Share prices of the online locally-oriented business guide dropped six percent Thursday, over $11 since Wednesday morning. The Federal Trade Commission on Wednesday, in response to a Freedom of Information request from the Wall Street Journal, revealed there have been over 2,000 complaints filed against Yelp since 2008.
Most of the complaints are from small businesses,” according to a WSJ article, “that claim to have received unfair or fraudulent reviews, often after turning down a pitch to advertise on the site.”
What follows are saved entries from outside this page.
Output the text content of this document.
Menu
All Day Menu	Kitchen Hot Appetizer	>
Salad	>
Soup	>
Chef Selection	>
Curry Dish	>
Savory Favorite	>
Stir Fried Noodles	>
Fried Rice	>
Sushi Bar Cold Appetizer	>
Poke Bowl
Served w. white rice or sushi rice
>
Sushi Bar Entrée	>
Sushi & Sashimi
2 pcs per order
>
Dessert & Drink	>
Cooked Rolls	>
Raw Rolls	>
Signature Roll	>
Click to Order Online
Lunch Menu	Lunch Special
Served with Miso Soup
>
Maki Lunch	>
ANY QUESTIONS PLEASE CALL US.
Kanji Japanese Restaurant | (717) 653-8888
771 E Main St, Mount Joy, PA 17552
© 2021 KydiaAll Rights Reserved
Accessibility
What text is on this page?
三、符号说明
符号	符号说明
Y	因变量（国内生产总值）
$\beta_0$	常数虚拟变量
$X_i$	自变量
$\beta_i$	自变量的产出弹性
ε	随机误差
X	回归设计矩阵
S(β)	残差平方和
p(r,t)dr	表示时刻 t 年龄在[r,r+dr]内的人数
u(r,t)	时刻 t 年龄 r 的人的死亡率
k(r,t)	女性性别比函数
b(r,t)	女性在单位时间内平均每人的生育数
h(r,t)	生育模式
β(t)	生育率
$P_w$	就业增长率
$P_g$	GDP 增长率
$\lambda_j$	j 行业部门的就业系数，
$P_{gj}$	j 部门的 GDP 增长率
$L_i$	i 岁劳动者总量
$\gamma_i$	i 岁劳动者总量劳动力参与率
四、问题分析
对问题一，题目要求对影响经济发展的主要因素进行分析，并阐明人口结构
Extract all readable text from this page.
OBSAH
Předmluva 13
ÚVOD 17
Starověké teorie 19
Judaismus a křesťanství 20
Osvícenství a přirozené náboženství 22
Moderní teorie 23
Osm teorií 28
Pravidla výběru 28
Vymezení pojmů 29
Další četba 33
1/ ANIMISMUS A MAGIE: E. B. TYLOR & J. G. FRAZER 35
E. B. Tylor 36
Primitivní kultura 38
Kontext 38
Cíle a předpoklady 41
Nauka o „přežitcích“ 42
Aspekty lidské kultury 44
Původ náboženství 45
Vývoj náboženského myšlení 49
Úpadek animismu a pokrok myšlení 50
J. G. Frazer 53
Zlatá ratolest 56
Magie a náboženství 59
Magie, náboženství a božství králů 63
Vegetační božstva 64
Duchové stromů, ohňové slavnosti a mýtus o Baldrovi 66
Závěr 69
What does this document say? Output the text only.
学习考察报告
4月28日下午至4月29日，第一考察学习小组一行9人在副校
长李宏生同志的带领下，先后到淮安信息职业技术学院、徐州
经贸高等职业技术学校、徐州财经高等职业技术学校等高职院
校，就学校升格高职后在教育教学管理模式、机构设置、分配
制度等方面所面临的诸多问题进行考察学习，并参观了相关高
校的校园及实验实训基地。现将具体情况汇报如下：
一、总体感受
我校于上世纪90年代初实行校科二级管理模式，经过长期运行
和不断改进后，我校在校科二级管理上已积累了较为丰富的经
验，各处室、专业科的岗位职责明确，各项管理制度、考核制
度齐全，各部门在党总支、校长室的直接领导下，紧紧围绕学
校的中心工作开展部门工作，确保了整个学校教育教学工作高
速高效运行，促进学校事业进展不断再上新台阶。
For its part, Yelp has denied the allegations. A blog posting on the company's website notes that, while some business owners have even taken the company to court for allegedly manipulating reviews, “their claims keep getting dismissed for lack of any fact-based evidence.”
At the same time, according to the 2013 entry, there are “thousands of non-advertisers with excellent four and five-star ratings on Yelp.” Yelp also says its automated software filters reviews deemed questionable in content.
"The good news is that only a small minority of businesses attempt to write or buy fake five-star reviews about their own businesses or fake one-star reviews about their competitors,” the blog entry continues, “but it’s pervasive enough that anti-gaming measures are required. Yelp’s automated software is designed to protect both consumers and small businesses.”
The Los Angeles Times, meanwhile, reports that around 83 percent of Yelp's nearly $71 million in revenue in the most recent quarter was generated by ads from local merchants.